In the specific case of the Canary Islands, there has been a very significant increase in the arrivals of migrants to its coasts; added to this is the public health emergency caused by covid-19, which “has triggered an unprecedented and enormous health crisis, and with special impact on certain groups characterised by their vulnerability, such as migrants” who come to Spain.
Due to the pandemic, the number of places available for humanitarian assistance has decreased the capacity of the existing centres has had to be limited, along with places needed for quarantines or isolation of people residing in centres.
Likewise, the health crisis has also led to an increase in the length of stay needed in the centres, reducing their capacity to accommodate newcomers.
Among the solutions temporarily enabled, it has been necessary to hire tourist accommodation to deal with the situation and not leave any migrant without a reception place.
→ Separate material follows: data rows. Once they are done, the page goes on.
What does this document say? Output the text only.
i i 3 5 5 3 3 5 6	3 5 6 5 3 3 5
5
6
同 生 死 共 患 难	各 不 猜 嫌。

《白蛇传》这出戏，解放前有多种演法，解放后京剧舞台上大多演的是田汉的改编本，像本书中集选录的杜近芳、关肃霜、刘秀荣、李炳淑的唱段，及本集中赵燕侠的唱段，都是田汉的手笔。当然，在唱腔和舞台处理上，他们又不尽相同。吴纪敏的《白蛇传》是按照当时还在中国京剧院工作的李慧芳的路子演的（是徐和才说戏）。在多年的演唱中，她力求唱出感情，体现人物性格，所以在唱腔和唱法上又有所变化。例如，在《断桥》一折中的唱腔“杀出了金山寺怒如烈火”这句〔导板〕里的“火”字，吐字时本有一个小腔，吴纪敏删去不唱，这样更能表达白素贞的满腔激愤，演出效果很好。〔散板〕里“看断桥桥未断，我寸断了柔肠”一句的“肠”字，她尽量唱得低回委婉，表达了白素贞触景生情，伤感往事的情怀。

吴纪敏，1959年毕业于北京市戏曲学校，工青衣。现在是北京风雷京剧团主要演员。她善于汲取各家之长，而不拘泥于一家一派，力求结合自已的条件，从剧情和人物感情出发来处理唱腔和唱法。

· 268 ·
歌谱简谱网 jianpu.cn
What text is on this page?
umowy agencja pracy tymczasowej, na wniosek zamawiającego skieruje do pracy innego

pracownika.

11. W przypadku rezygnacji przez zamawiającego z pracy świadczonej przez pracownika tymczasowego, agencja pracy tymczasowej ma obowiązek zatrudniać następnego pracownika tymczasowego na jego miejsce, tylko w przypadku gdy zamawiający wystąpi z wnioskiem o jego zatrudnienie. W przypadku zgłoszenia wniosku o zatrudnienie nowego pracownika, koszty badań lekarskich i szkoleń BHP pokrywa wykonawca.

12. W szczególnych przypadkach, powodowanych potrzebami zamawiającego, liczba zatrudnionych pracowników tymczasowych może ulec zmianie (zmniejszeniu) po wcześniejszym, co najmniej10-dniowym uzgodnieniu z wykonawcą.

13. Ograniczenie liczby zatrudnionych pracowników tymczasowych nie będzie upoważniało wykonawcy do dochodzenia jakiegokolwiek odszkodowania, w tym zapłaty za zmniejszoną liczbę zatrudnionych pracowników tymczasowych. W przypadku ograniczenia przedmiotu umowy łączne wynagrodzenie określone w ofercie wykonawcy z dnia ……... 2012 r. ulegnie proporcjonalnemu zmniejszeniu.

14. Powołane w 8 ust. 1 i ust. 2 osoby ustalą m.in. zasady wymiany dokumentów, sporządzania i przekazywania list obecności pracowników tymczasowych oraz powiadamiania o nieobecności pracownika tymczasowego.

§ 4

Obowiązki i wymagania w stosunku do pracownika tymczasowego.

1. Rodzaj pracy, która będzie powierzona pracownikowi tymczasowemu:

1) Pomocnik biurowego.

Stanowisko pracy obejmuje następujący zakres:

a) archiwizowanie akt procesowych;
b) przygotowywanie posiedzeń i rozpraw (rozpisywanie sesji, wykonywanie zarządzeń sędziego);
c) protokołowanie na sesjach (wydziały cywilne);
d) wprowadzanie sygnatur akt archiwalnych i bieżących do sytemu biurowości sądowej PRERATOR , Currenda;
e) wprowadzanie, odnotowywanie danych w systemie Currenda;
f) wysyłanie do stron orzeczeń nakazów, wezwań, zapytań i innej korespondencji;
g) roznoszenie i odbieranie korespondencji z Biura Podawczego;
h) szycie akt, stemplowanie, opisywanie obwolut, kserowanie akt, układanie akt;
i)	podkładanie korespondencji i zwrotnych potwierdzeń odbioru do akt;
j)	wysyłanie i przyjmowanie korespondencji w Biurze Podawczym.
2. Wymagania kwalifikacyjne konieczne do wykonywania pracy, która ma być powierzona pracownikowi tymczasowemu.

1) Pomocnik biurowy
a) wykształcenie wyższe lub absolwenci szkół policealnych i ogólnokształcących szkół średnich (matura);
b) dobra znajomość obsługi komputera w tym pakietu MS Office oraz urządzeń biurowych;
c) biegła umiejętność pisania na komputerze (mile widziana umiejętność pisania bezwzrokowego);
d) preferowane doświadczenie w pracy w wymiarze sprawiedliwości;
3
All this “has taken place while educational and sports institutions were being emptied, while PCR tests were carried out on all migrants at the coast, to guarantee health security,” adds the Council’s statement.
So as to meet the needs for the remainder of the year on the Canary Islands, the construction, assembly and disassembly of provisional facilities has been declared an emergency, as well as the contingency funding to deal with emergency social care and health care, reception facilities, the supply of materials to cover basic needs, minimal financial aid, transfers and any other service deemed necessary.